I’ve written before about government’s regulations.  Just as pernicious, though, are government’s laws—and this is even more our own fault, because unlike regulations, which are created by nameless Executive Branch bureaucrats through delegation from Congress, laws are passed by that Congress—the very folks we elect to represent us, and then re-elect, even when they overstep or ignore our instructions to them.

Last year, the National Conference of State Legislatures reports, the states passed 40,000 laws that take effect this year, or took effect after passage last year.  The Daily Caller reports that at the Federal level, it would have taken 12 days(!), at 200 pages per day, to read all the Federal laws and regulations extant in 1925 (before the New Deal, that is).  Today, it’ll take three years.  Obamacare and Dodd–Frank, for all their excessiveness, actually added only 25 days.

Some examples at the State level include the following gems.  You’re already aware of Obamacare and Dodd-Frank; I won’t go into further Federal pearls.

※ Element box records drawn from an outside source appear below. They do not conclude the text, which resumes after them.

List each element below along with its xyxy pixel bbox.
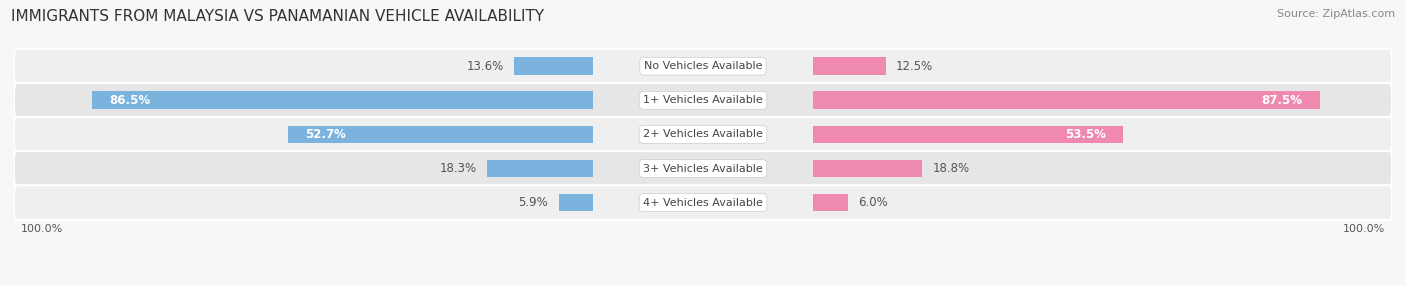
- Bar: [558, 194, 593, 211]
- Bar: [813, 194, 848, 211]
- Text: 18.3%: 18.3%: [440, 162, 477, 175]
- Text: 5.9%: 5.9%: [519, 196, 548, 209]
- FancyBboxPatch shape: [14, 49, 1392, 84]
- Bar: [93, 92, 593, 109]
- Bar: [813, 126, 1123, 143]
- Bar: [288, 126, 593, 143]
- Text: 86.5%: 86.5%: [110, 94, 150, 107]
- FancyBboxPatch shape: [14, 185, 1392, 220]
- Bar: [515, 57, 593, 75]
- FancyBboxPatch shape: [14, 151, 1392, 186]
- Text: 12.5%: 12.5%: [896, 60, 934, 73]
- Text: IMMIGRANTS FROM MALAYSIA VS PANAMANIAN VEHICLE AVAILABILITY: IMMIGRANTS FROM MALAYSIA VS PANAMANIAN V…: [11, 9, 544, 23]
- Text: 100.0%: 100.0%: [21, 224, 63, 234]
- Text: 2+ Vehicles Available: 2+ Vehicles Available: [643, 130, 763, 139]
- Text: 18.8%: 18.8%: [932, 162, 970, 175]
- Text: No Vehicles Available: No Vehicles Available: [644, 61, 762, 71]
- FancyBboxPatch shape: [14, 83, 1392, 118]
- Bar: [813, 57, 886, 75]
- Text: 1+ Vehicles Available: 1+ Vehicles Available: [643, 95, 763, 105]
- Text: 87.5%: 87.5%: [1261, 94, 1302, 107]
- Bar: [813, 92, 1320, 109]
- Text: Source: ZipAtlas.com: Source: ZipAtlas.com: [1277, 9, 1395, 19]
- Text: 100.0%: 100.0%: [1343, 224, 1385, 234]
- Text: 4+ Vehicles Available: 4+ Vehicles Available: [643, 198, 763, 208]
- Text: 53.5%: 53.5%: [1064, 128, 1105, 141]
- Text: 3+ Vehicles Available: 3+ Vehicles Available: [643, 164, 763, 174]
- Bar: [813, 160, 922, 177]
- Text: 13.6%: 13.6%: [467, 60, 503, 73]
- Bar: [486, 160, 593, 177]
- Text: 6.0%: 6.0%: [858, 196, 889, 209]
- FancyBboxPatch shape: [14, 117, 1392, 152]
- Text: 52.7%: 52.7%: [305, 128, 346, 141]
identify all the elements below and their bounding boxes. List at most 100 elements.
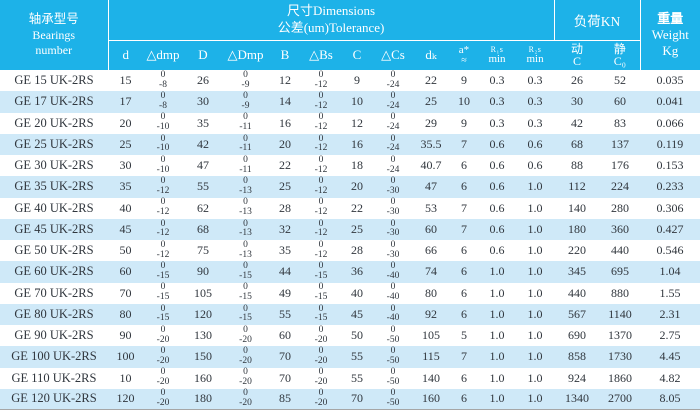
tolerance-upper: 0 [390, 346, 396, 357]
tolerance-lower: -40 [386, 313, 400, 324]
cell-d: 90 [108, 325, 143, 347]
header-weight-cn: 重量 [657, 10, 684, 26]
tolerance-lower: -50 [386, 377, 400, 388]
header-dimensions: 尺寸Dimensions 公差(um)Tolerance) [108, 0, 555, 41]
cell-Cs-tolerance: 0 -30 [374, 176, 412, 198]
cell-B: 70 [268, 367, 302, 389]
table-row: GE 60 UK-2RS 60 0 -15 90 0 -15 44 0 -15 36 0 -40 74 6 1… [0, 261, 700, 283]
cell-Dmp-tolerance: 0 -11 [223, 155, 268, 177]
cell-B: 16 [268, 112, 302, 134]
cell-Cs-tolerance: 0 -30 [374, 197, 412, 219]
header-dimensions-line2: 公差(um)Tolerance) [277, 19, 385, 35]
tolerance-upper: 0 [318, 69, 324, 80]
cell-dmp-tolerance: 0 -15 [143, 303, 183, 325]
cell-Cs-tolerance: 0 -50 [374, 346, 412, 368]
tolerance-lower: -40 [386, 292, 400, 303]
cell-B: 55 [268, 303, 302, 325]
cell-Cs-tolerance: 0 -24 [374, 112, 412, 134]
tolerance-upper: 0 [160, 133, 166, 144]
cell-d: 50 [108, 240, 143, 262]
tolerance-upper: 0 [160, 69, 166, 80]
tolerance-lower: -13 [239, 207, 252, 218]
cell-Dmp-tolerance: 0 -13 [223, 176, 268, 198]
cell-static-load: 83 [600, 112, 641, 134]
cell-r2s-min: 1.0 [516, 218, 555, 240]
tolerance-upper: 0 [243, 218, 248, 229]
cell-r2s-min: 1.0 [516, 303, 555, 325]
cell-static-load: 176 [600, 155, 641, 177]
cell-static-load: 880 [600, 282, 641, 304]
cell-B: 14 [268, 91, 302, 113]
bearing-model: GE 60 UK-2RS [0, 261, 108, 283]
cell-a: 7 [450, 218, 478, 240]
cell-weight: 2.31 [640, 303, 700, 325]
tolerance-upper: 0 [390, 112, 396, 123]
cell-dynamic-load: 924 [554, 367, 601, 389]
tolerance-upper: 0 [243, 133, 248, 144]
tolerance-upper: 0 [160, 324, 166, 335]
header-weight-en: Weight [651, 26, 689, 42]
bearing-model: GE 100 UK-2RS [0, 346, 108, 368]
tolerance-lower: -30 [386, 185, 400, 196]
cell-a: 6 [450, 240, 478, 262]
cell-r1s-min: 1.0 [478, 325, 516, 347]
col-dynamic-cn: 动 [571, 41, 584, 56]
tolerance-lower: -9 [241, 79, 250, 90]
tolerance-lower: -12 [314, 207, 328, 218]
cell-r1s-min: 1.0 [478, 346, 516, 368]
cell-dynamic-load: 140 [554, 197, 601, 219]
cell-D: 105 [183, 282, 223, 304]
cell-dmp-tolerance: 0 -10 [143, 133, 183, 155]
tolerance-upper: 0 [390, 261, 396, 272]
tolerance-upper: 0 [318, 239, 324, 250]
bearing-model: GE 30 UK-2RS [0, 155, 108, 177]
col-delta-Cs: △Cs [374, 40, 412, 70]
cell-Cs-tolerance: 0 -40 [374, 303, 412, 325]
tolerance-lower: -24 [386, 164, 400, 175]
cell-D: 160 [183, 367, 223, 389]
tolerance-lower: -15 [314, 313, 328, 324]
tolerance-upper: 0 [160, 91, 166, 102]
cell-D: 30 [183, 91, 223, 113]
cell-static-load: 52 [600, 70, 641, 92]
tolerance-lower: -10 [156, 143, 170, 154]
tolerance-upper: 0 [318, 197, 324, 208]
cell-dk: 66 [412, 240, 450, 262]
cell-a: 6 [450, 261, 478, 283]
cell-D: 75 [183, 240, 223, 262]
tolerance-upper: 0 [390, 367, 396, 378]
cell-C: 22 [340, 197, 374, 219]
tolerance-lower: -20 [156, 377, 170, 388]
cell-static-load: 60 [600, 91, 641, 113]
table-row: GE 15 UK-2RS 15 0 -8 26 0 -9 12 0 -12 9 0 -24 22 9 0.3 0… [0, 69, 700, 92]
cell-r1s-min: 0.6 [478, 133, 516, 155]
tolerance-upper: 0 [318, 176, 324, 187]
tolerance-lower: -8 [159, 100, 167, 111]
tolerance-upper: 0 [160, 218, 166, 229]
cell-Bs-tolerance: 0 -12 [302, 69, 340, 92]
tolerance-lower: -15 [239, 270, 252, 281]
cell-dynamic-load: 345 [554, 261, 601, 283]
bearing-model: GE 90 UK-2RS [0, 325, 108, 347]
cell-dynamic-load: 112 [554, 176, 601, 198]
tolerance-upper: 0 [390, 197, 396, 208]
cell-r1s-min: 0.3 [478, 112, 516, 134]
col-static-symbol: C₀ [613, 54, 626, 69]
cell-C: 12 [340, 112, 374, 134]
cell-Cs-tolerance: 0 -30 [374, 218, 412, 240]
cell-Cs-tolerance: 0 -50 [374, 324, 412, 347]
cell-Bs-tolerance: 0 -12 [302, 218, 340, 240]
tolerance-upper: 0 [390, 324, 396, 335]
cell-static-load: 695 [600, 261, 641, 283]
tolerance-upper: 0 [160, 239, 166, 250]
cell-C: 9 [340, 70, 374, 92]
col-r2s-label: R₂s [528, 44, 542, 54]
tolerance-upper: 0 [318, 218, 324, 229]
cell-B: 70 [268, 346, 302, 368]
tolerance-lower: -12 [314, 164, 328, 175]
header-bearings-en1: Bearings [32, 27, 76, 42]
cell-static-load: 1730 [600, 346, 641, 368]
cell-Bs-tolerance: 0 -15 [302, 282, 340, 304]
tolerance-upper: 0 [160, 197, 166, 208]
cell-a: 6 [450, 176, 478, 198]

California last year banned the use of UV indoor tanning beds for all minors.  Apparently, the State has decided parents are too negligent and can’t be trusted to do their own jobs.  Nor is their judgment to be trusted.

California has banned “the production, distribution or sale of beer to which caffeine has been directly added as a separate ingredient.”  Apparently the State’s distrust extends to all of its adult citizens.  The Patrons in government Know Better, and good idea or bad, mere adults won’t have that choice to make.

Kentucky has decided that selected prison inmates who have not been granted parole must serve “the final six months of their sentence in the community under supervision.”  In other words, these inmates get parole, anyway, even though they didn’t get parole.  Hmm….

In Oregon, the state’s universities and community colleges must “waive tuition and fees for current and former foster children under age 25,” and this new law also gives foster children (25 is a child?  Still, that’s consistent with the adult “child” that Obamacare allows onto a parents’ health insurance policy—at the parents’ cost) first claim on the state’s Opportunity Grants when funding can’t support 100% of otherwise eligible students.  We get yet more special treatment for favored groups—this time under the guise of glorified “affirmative action.”  The law is silent on orphans or children raised in orphanages; apparently they aren’t as deserving.

More examples can be found at the NCSL link above.

Tacitus warned us long ago:

Corruptisima republica plurimae leges.